Re: UTF-8 signature / BOM in CSS from François Yergeau on 2003-12-11 (www-international@w3.org from October to December 2003)

From: François Yergeau <francois@yergeau.com>
Date: Thu, 11 Dec 2003 10:40:34 -0500
To: Bert Bos <bert@w3.org>
Cc: www-international@w3.org, www-style@w3.org
Message-id: <3FD88FF2.2010203@yergeau.com>
Bert Bos a écrit :
> I've written some new text for section 4.4 of CSS 2.1[1]. 
> [1] http://www.w3.org/TR/CSS21/syndata.html#q23
> ...
>        1. An HTTP "charset" parameter in a "Content-Type" field.
> 
>        2. The @charset at-rule.
> 
>        3. Mechanisms of the language of the referencing document
>           (e.g., in HTML, the "charset" attribute of the LINK
>           element).
> 
>   |    4. UA-dependent mechanisms (e.g., guessing based on the BOM)

That's not good, the BOM belongs in 2, along with @charset.  Both are of 
the same nature: in-band identification of the character encoding.  Both 
are equally valid ways to do this (but the BOM is limited to Unicode 
encodings).  Using the BOM to identify encoding is not a guess any more 
than using @charset is.  It should not be UA-dependent any more than 
@charset.

Oh, and in 1 it should be a little wider than just HTTP: there's also 
HTTPS, multipart mail with MIME headers, other similar things possibly 
now and almost certainly in the future.  I recently suggested using 
"external character encoding information (such as MIME or HTTP 
headers)", slightly adapted from the XML spec.
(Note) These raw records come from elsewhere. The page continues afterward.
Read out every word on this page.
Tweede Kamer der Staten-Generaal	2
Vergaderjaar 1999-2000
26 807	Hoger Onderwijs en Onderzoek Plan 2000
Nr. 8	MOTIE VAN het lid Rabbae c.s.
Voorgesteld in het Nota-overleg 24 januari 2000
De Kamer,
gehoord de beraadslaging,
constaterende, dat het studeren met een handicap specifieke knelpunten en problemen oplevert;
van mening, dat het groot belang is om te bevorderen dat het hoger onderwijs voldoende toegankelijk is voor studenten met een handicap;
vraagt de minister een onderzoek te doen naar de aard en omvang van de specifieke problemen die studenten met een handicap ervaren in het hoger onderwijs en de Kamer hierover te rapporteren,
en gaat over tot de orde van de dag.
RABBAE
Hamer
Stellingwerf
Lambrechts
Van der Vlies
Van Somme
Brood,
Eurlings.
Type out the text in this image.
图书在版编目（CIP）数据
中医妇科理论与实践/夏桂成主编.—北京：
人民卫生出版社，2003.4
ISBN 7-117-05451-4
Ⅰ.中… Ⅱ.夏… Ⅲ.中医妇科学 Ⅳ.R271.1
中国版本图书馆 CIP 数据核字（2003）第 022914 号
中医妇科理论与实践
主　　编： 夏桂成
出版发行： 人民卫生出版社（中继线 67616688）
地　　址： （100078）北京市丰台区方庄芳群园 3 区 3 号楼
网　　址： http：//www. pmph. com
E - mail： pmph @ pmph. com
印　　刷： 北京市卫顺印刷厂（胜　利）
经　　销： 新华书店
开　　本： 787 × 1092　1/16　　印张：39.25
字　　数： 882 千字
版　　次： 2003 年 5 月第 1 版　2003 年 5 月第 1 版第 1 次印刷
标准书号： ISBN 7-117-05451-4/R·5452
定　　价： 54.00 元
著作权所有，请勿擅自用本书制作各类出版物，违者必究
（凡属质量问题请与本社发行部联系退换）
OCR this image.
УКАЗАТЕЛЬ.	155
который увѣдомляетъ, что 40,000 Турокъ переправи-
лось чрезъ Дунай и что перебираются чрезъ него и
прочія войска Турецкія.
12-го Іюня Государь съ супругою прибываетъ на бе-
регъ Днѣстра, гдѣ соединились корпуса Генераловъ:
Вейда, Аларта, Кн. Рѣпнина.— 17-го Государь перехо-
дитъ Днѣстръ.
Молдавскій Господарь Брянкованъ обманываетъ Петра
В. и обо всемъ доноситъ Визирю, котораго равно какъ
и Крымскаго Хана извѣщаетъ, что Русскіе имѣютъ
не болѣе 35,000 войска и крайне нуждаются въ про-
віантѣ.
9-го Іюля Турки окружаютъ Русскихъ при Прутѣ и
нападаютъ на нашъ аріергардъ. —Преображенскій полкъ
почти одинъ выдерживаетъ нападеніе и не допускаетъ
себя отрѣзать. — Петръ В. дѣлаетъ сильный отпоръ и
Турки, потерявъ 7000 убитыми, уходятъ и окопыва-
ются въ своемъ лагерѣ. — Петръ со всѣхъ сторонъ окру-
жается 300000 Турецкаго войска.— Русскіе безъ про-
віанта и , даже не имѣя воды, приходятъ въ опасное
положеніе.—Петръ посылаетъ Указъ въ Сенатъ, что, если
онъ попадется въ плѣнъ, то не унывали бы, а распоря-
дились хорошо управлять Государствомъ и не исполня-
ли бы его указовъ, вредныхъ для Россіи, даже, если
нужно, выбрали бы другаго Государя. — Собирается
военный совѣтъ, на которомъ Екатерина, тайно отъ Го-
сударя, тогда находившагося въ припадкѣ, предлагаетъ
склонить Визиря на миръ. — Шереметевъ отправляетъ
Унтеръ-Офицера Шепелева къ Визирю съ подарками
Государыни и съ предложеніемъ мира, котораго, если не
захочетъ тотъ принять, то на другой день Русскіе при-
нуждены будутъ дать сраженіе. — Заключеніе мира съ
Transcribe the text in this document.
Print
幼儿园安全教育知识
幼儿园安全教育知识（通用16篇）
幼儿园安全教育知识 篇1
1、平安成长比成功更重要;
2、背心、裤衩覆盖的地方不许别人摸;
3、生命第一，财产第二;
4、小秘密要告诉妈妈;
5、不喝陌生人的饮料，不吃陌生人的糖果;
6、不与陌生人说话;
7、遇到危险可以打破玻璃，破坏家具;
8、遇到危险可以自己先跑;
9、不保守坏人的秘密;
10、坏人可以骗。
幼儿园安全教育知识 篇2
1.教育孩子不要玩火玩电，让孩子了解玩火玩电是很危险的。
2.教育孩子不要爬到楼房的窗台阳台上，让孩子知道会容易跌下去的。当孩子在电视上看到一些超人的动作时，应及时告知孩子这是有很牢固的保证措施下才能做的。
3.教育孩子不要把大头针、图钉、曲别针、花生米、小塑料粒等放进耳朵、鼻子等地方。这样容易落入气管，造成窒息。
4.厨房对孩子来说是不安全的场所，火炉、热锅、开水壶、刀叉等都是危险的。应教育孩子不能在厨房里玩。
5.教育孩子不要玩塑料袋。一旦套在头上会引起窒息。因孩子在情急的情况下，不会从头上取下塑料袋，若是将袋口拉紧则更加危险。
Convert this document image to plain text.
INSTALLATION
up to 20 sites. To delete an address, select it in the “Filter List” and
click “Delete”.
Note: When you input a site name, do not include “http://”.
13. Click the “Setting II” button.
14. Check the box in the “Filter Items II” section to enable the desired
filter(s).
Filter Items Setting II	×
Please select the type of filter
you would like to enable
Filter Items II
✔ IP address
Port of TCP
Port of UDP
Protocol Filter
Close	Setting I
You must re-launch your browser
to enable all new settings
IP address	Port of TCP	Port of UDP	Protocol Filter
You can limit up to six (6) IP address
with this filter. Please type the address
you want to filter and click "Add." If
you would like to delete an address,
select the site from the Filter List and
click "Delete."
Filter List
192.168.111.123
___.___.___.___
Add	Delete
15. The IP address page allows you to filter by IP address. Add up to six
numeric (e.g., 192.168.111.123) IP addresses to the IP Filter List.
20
>     At most one @charset rule may appear in an external style sheet
>   | and it must appear at the very start of the document, not preceded
>   | by any characters, except possibly a "BOM" (see below). Any other
>   | @charset rules must be ignored by the UA.

That's good.  I guess you did not like my suggestion of integrating the 
BOM in the grammar instead of discussing it in the prose?

>     This specification does not mandate which character encodings a
>     user agent must support.

It should (UTF-8, UTF-16).  Perhaps CSS3 will?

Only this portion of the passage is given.